Stanley Nelson's 'Boss: The Black Experience in Business' Rewrites the Narrative On Black Entrepreneurship [REVIEW]
Black businesses have been the cornerstone of Black communities in this country for more than a century. With his new PBS documentary, Boss: The Black Experience in Business, prolific director Stanley Nelson explores the history of Black business. Traveling back in time during the antebellum period and stretching forward into the 21st century, Nelson unpacks 150 years of Black business in America.
Opening with James Brown’s 1973 soul hit, “The Boss,” Nelson turns his lens on Ursula Burns, the former CEO of Xerox. Burns' rise in corporate America wasn't assumed. Like many Black folks, she came from a working-class family and was encouraged to step into a “practical career" like nursing or education to make a living for herself. However, a summer internship at Xerox changed the path she would take. Burns joined the company after college, working her way up to the CEO’s Executive Assistant and eventually taking the top spot herself. As the first Black woman to head a Fortune 500 company, Burns' story seems improbable and in many ways it is. However, what Nelson unveils in Boss is that the roots of Black business in America are literally embedded in the country's soil and history.

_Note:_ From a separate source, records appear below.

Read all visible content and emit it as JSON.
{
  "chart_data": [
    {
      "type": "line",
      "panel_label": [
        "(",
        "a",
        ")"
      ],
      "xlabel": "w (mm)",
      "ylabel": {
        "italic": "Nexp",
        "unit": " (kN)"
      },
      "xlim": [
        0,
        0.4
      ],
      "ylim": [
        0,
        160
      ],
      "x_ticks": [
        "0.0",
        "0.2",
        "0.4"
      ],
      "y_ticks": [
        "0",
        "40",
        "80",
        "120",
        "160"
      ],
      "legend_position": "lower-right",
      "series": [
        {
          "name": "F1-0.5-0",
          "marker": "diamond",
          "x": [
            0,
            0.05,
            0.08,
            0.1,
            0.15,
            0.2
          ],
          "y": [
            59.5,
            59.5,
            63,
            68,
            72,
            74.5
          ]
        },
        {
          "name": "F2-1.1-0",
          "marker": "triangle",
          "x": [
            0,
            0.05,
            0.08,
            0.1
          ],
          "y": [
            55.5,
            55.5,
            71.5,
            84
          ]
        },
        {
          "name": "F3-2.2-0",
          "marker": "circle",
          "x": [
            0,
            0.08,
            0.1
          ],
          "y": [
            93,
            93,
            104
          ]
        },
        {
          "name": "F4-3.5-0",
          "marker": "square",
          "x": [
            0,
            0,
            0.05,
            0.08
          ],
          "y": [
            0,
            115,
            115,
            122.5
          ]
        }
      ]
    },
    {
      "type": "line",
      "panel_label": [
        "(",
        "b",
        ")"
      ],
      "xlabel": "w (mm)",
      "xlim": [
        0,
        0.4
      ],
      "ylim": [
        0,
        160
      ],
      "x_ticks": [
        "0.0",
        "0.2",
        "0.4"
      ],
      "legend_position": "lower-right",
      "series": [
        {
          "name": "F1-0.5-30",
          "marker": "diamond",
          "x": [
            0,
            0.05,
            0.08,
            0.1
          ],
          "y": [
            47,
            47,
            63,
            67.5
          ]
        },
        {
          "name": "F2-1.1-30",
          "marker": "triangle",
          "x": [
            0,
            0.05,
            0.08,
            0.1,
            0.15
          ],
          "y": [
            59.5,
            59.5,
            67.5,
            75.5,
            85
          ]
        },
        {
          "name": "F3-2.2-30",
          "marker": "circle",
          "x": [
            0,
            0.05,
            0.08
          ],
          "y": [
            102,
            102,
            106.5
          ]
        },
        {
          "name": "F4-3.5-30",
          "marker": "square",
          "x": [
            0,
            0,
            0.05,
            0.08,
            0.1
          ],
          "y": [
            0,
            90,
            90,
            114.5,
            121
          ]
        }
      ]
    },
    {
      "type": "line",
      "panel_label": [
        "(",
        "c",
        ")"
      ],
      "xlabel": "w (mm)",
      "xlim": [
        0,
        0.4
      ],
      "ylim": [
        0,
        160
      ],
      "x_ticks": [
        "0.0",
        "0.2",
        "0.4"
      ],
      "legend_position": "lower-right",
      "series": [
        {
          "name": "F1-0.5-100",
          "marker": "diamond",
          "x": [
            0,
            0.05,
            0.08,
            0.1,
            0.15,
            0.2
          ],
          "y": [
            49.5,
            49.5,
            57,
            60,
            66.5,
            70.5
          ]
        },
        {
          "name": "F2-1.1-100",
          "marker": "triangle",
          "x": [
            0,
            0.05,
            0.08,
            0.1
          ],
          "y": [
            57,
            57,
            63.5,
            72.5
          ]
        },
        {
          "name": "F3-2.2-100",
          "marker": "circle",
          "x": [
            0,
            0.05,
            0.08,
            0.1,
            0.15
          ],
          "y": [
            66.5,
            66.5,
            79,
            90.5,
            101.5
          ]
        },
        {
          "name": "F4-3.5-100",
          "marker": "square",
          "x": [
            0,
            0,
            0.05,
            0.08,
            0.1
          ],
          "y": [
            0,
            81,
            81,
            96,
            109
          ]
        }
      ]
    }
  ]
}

rom the 19th century forward, Nelson chronicles the rise of Black business from apprenticeships that enslaved peoples held to the birth of barbershop franchises, Black banks, and insurance companies during the Reconstruction era and into the 20th century. Due to Jim Crow laws that forced Black people out of white spaces, Black businesses became a necessity and a source of pride. Black business owners were able to provide affordable and dignified services directly to their people. By elevating these little known narratives, like the hundreds of businesses on Black Wall Street in Tusla, Oklahoma, or the legacy of Madame C.J. Walker, the film reveals just how tenacious and ambitions these Black business owners were—especially when they had very little capital or knowledge about what it meant to run a successful company.